A heart-warming WW1 photograph of a soldier returning home.
A British soldier of the Sherwood Foresters (Nottinghamshire and Derbyshire Regiment), being greeted on the door step by his mother as he arrives home on leave, laden with kit.
When I look at this photograph, I think of all the mothers who lost their sons. Particularly, the one hundred women guests of honour at the Unknown Warrior burial in London on the 11th of November 1920, who had each lost their husband and all their sons in WW1.
Horace Nicholls, the photographer who took the photograph of mother and son on this post, lost his eldest son on the Western Front.
Many families lost loved ones in WW1. On my mother’s side, my Great Grandmother lost her brother, Private Josiah Willey, who was killed in action at the Battle of Fromelles on the 19th of July 1916, and has no known grave. He left behind a wife and four children.

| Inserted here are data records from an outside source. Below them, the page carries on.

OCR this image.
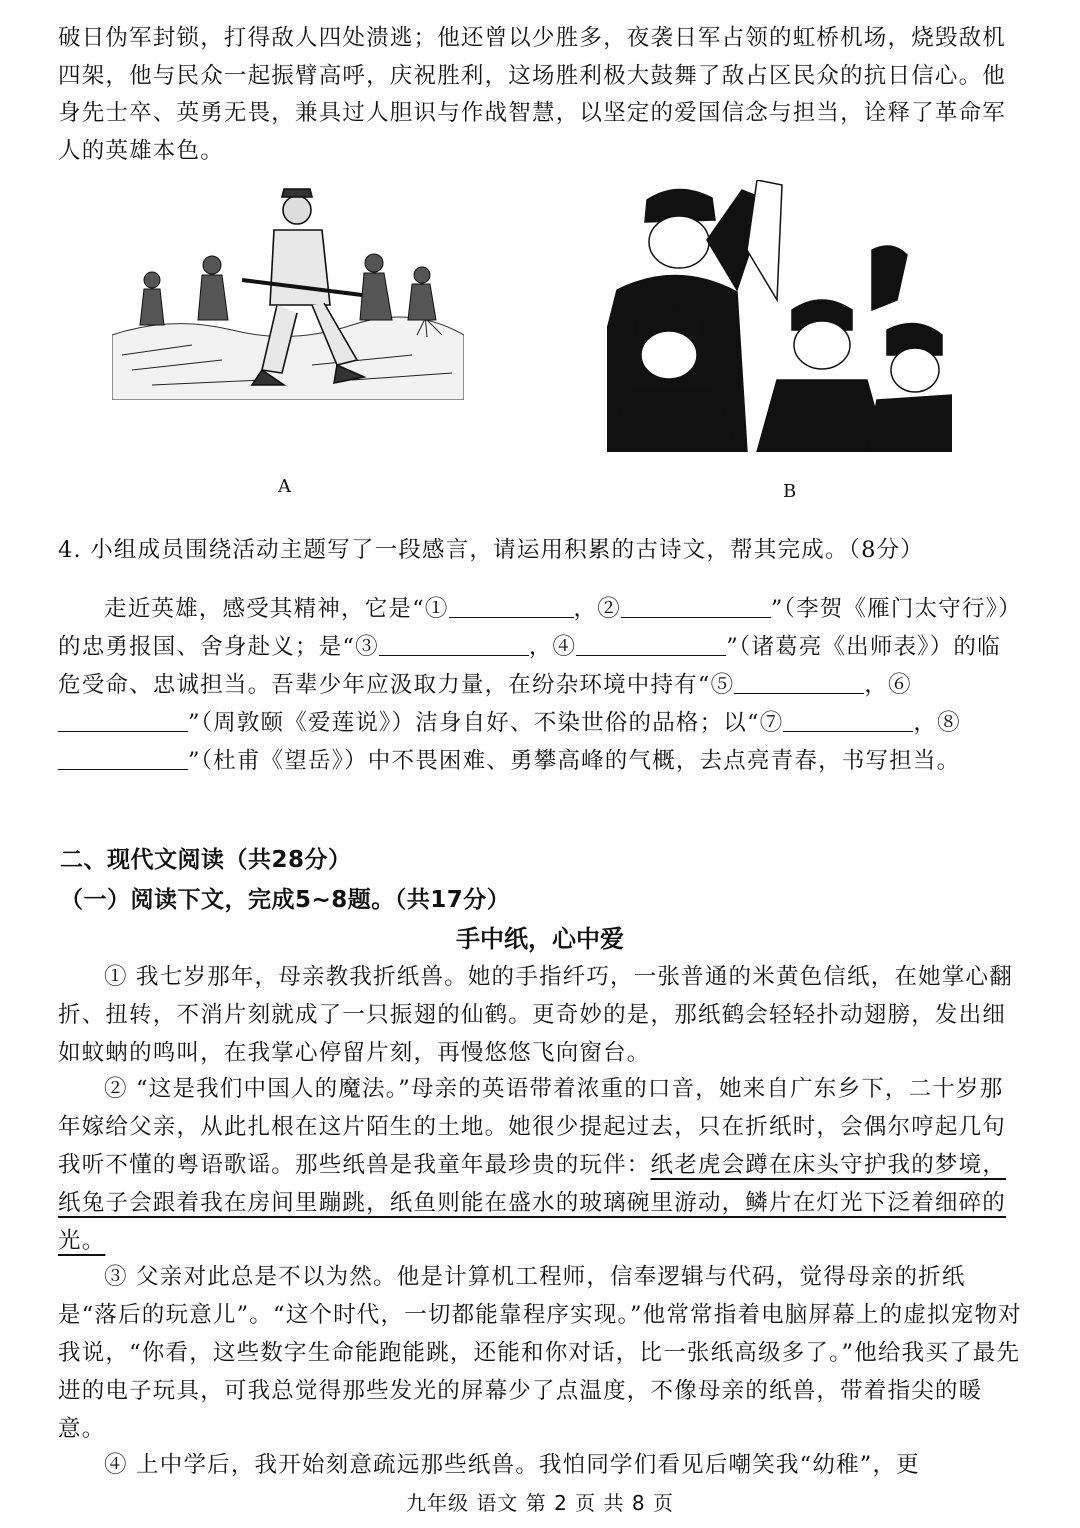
破日伪军封锁，打得敌人四处溃逃；他还曾以少胜多，夜袭日军占领的虹桥机场，烧毁敌机四架，他与民众一起振臂高呼，庆祝胜利，这场胜利极大鼓舞了敌占区民众的抗日信心。他身先士卒、英勇无畏，兼具过人胆识与作战智慧，以坚定的爱国信念与担当，诠释了革命军人的英雄本色。

A	B

4. 小组成员围绕活动主题写了一段感言，请运用积累的古诗文，帮其完成。（8分）

走近英雄，感受其精神，它是“①	，②	”（李贺《雁门太守行》）的忠勇报国、舍身赴义；是“③	，④	”（诸葛亮《出师表》）的临危受命、忠诚担当。吾辈少年应汲取力量，在纷杂环境中持有“⑤	，⑥”（周敦颐《爱莲说》）洁身自好、不染世俗的品格；以“⑦	，⑧”（杜甫《望岳》）中不畏困难、勇攀高峰的气概，去点亮青春，书写担当。

二、现代文阅读（共28分）

（一）阅读下文，完成5~8题。（共17分）

手中纸，心中爱

① 我七岁那年，母亲教我折纸兽。她的手指纤巧，一张普通的米黄色信纸，在她掌心翻折、扭转，不消片刻就成了一只振翅的仙鹤。更奇妙的是，那纸鹤会轻轻扑动翅膀，发出细如蚊蚋的鸣叫，在我掌心停留片刻，再慢悠悠飞向窗台。

② “这是我们中国人的魔法。”母亲的英语带着浓重的口音，她来自广东乡下，二十岁那年嫁给父亲，从此扎根在这片陌生的土地。她很少提起过去，只在折纸时，会偶尔哼起几句我听不懂的粤语歌谣。那些纸兽是我童年最珍贵的玩伴：纸老虎会蹲在床头守护我的梦境，纸兔子会跟着我在房间里蹦跳，纸鱼则能在盛水的玻璃碗里游动，鳞片在灯光下泛着细碎的光。

③ 父亲对此总是不以为然。他是计算机工程师，信奉逻辑与代码，觉得母亲的折纸是“落后的玩意儿”。“这个时代，一切都能靠程序实现。”他常常指着电脑屏幕上的虚拟宠物对我说，“你看，这些数字生命能跑能跳，还能和你对话，比一张纸高级多了。”他给我买了最先进的电子玩具，可我总觉得那些发光的屏幕少了点温度，不像母亲的纸兽，带着指尖的暖意。

④ 上中学后，我开始刻意疏远那些纸兽。我怕同学们看见后嘲笑我“幼稚”，更

九年级 语文 第 2 页 共 8 页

My Grandmother, on my father’s side, lost a brother, Private Norman Cecil Newey, who was killed in action on the 3rd of July 1918. His place of burial is Le Grand Hasard Military Cemetery in France. He was only 19 years old when he embarked from Melbourne, Victoria, on board HMAT A17 Port Lincoln, on the 20th of October 1916.
His older brother, Private Cedric Charles Newey, landed on Gallipoli on ANZAC Day (25th of April 1915), and after that onto the Western Front. Even though he sustained gas burns in June 1918, he survived to return home to Australia.
Lest We Forget.
Information and photograph came from Imperial War Museums. Image file number IWM Q 30402.